“That was before. I can’t help it. I’m modest.” She met his eyes, then started to laugh, a bed laugh, intimate as touch. She turned on her side. “How can you joke?”

He fell down next to her. “It’s supposed to be fun.”

She put her hand along the side of his face. “Fun for you,” she said, but smiling because the sex was playful, part of their other excitement, getting away with something.

The early days, before the guilt.

He walked toward a small pathway in the debris. Maybe someone was still living in the cellar. But the path led nowhere. There was nothing but rubble and the cloying smell. Whose body? A stick with a piece of paper was wedged in the broken bits of plaster like a grave marker. He bent down to read it.
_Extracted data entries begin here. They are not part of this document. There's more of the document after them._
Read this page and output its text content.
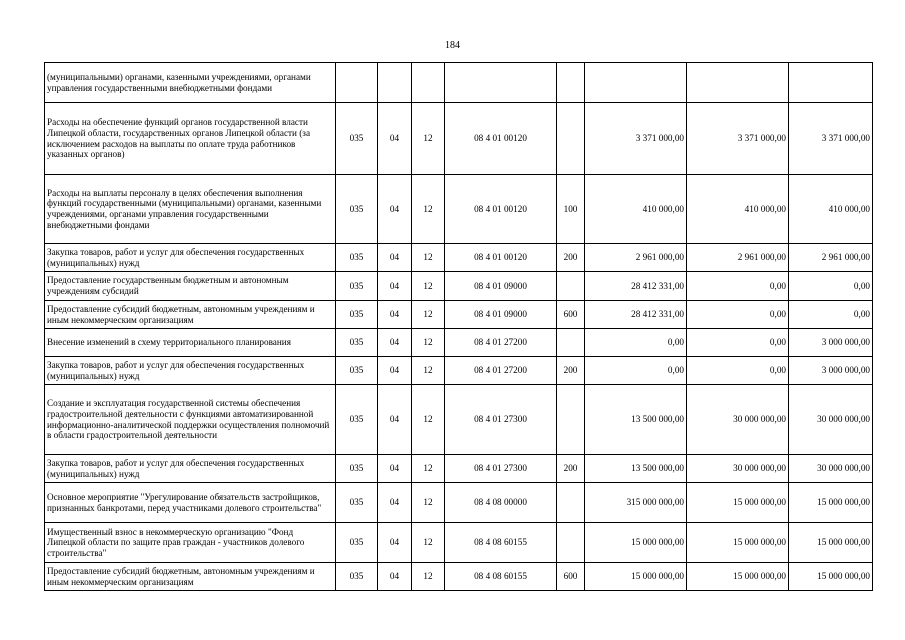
184
(муниципальными) органами, казенными учреждениями, органами управления государственными внебюджетными фондами								
Расходы на обеспечение функций органов государственной власти Липецкой области, государственных органов Липецкой области (за исключением расходов на выплаты по оплате труда работников указанных органов)	035	04	12	08 4 01 00120		3 371 000,00	3 371 000,00	3 371 000,00
Расходы на выплаты персоналу в целях обеспечения выполнения функций государственными (муниципальными) органами, казенными учреждениями, органами управления государственными внебюджетными фондами	035	04	12	08 4 01 00120	100	410 000,00	410 000,00	410 000,00
Закупка товаров, работ и услуг для обеспечения государственных (муниципальных) нужд	035	04	12	08 4 01 00120	200	2 961 000,00	2 961 000,00	2 961 000,00
Предоставление государственным бюджетным и автономным учреждениям субсидий	035	04	12	08 4 01 09000		28 412 331,00	0,00	0,00
Предоставление субсидий бюджетным, автономным учреждениям и иным некоммерческим организациям	035	04	12	08 4 01 09000	600	28 412 331,00	0,00	0,00
Внесение изменений в схему территориального планирования	035	04	12	08 4 01 27200		0,00	0,00	3 000 000,00
Закупка товаров, работ и услуг для обеспечения государственных (муниципальных) нужд	035	04	12	08 4 01 27200	200	0,00	0,00	3 000 000,00
Создание и эксплуатация государственной системы обеспечения градостроительной деятельности с функциями автоматизированной информационно-аналитической поддержки осуществления полномочий в области градостроительной деятельности	035	04	12	08 4 01 27300		13 500 000,00	30 000 000,00	30 000 000,00
Закупка товаров, работ и услуг для обеспечения государственных (муниципальных) нужд	035	04	12	08 4 01 27300	200	13 500 000,00	30 000 000,00	30 000 000,00
Основное мероприятие "Урегулирование обязательств застройщиков, признанных банкротами, перед участниками долевого строительства"	035	04	12	08 4 08 00000		315 000 000,00	15 000 000,00	15 000 000,00
Имущественный взнос в некоммерческую организацию "Фонд Липецкой области по защите прав граждан - участников долевого строительства"	035	04	12	08 4 08 60155		15 000 000,00	15 000 000,00	15 000 000,00
Предоставление субсидий бюджетным, автономным учреждениям и иным некоммерческим организациям	035	04	12	08 4 08 60155	600	15 000 000,00	15 000 000,00	15 000 000,00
Frau Dzuris, the fat woman on the ground floor, evidently still alive, had moved. A street he didn’t recognize in Wilmersdorf. Frau Dzuris is now residing — the quaint, formal language of a receiving card. He took out his notebook and jotted down the address. A nice woman, fond of poppyseed cakes, whose son worked at Siemens and came to lunch every Sunday. The things you remember. He turned back to the jeep.

“Nobody home?” Ron said.

Jake stopped, then let it go and shook his head. “Not here, anyway.” But somewhere. “How do they find anybody? With all this?”
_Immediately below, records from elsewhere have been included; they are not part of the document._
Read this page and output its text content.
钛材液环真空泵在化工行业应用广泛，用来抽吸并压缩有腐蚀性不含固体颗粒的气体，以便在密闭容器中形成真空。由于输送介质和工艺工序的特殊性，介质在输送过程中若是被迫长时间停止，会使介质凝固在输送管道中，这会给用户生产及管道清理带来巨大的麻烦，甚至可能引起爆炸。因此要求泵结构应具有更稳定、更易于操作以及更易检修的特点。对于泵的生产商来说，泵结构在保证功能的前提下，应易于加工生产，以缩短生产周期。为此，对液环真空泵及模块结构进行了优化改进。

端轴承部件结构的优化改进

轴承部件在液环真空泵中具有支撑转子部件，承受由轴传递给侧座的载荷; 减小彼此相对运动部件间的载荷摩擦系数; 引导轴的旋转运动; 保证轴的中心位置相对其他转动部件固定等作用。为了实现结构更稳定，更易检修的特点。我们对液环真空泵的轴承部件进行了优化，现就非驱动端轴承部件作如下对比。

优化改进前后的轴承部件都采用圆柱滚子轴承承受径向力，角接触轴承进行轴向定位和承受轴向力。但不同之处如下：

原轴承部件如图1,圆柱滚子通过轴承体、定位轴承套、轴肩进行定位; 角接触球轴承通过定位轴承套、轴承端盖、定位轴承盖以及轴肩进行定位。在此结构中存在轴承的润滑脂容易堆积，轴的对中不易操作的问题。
Ron shrugged. “Bush telegraph. Ask the neighbors.” Jake looked at the empty street. “Or message boards. You see them at the corners. ‘Request information on the whereabouts of-you know, like a Miss Lonelyhearts club.” He caught Jake’s expression. “I don’t know,” he said, still airy. “They do, though, somehow. If they’re alive.”

An awkward silence. Liz, who’d been watching Jake, turned to Ron. “Your mother raise you or did you just get this way by yourself?”

“Sorry,” he said to Jake. “I didn’t mean-”

“Skip it,” Jake said wearily.

“Is this what you wanted to see? It’s getting late.”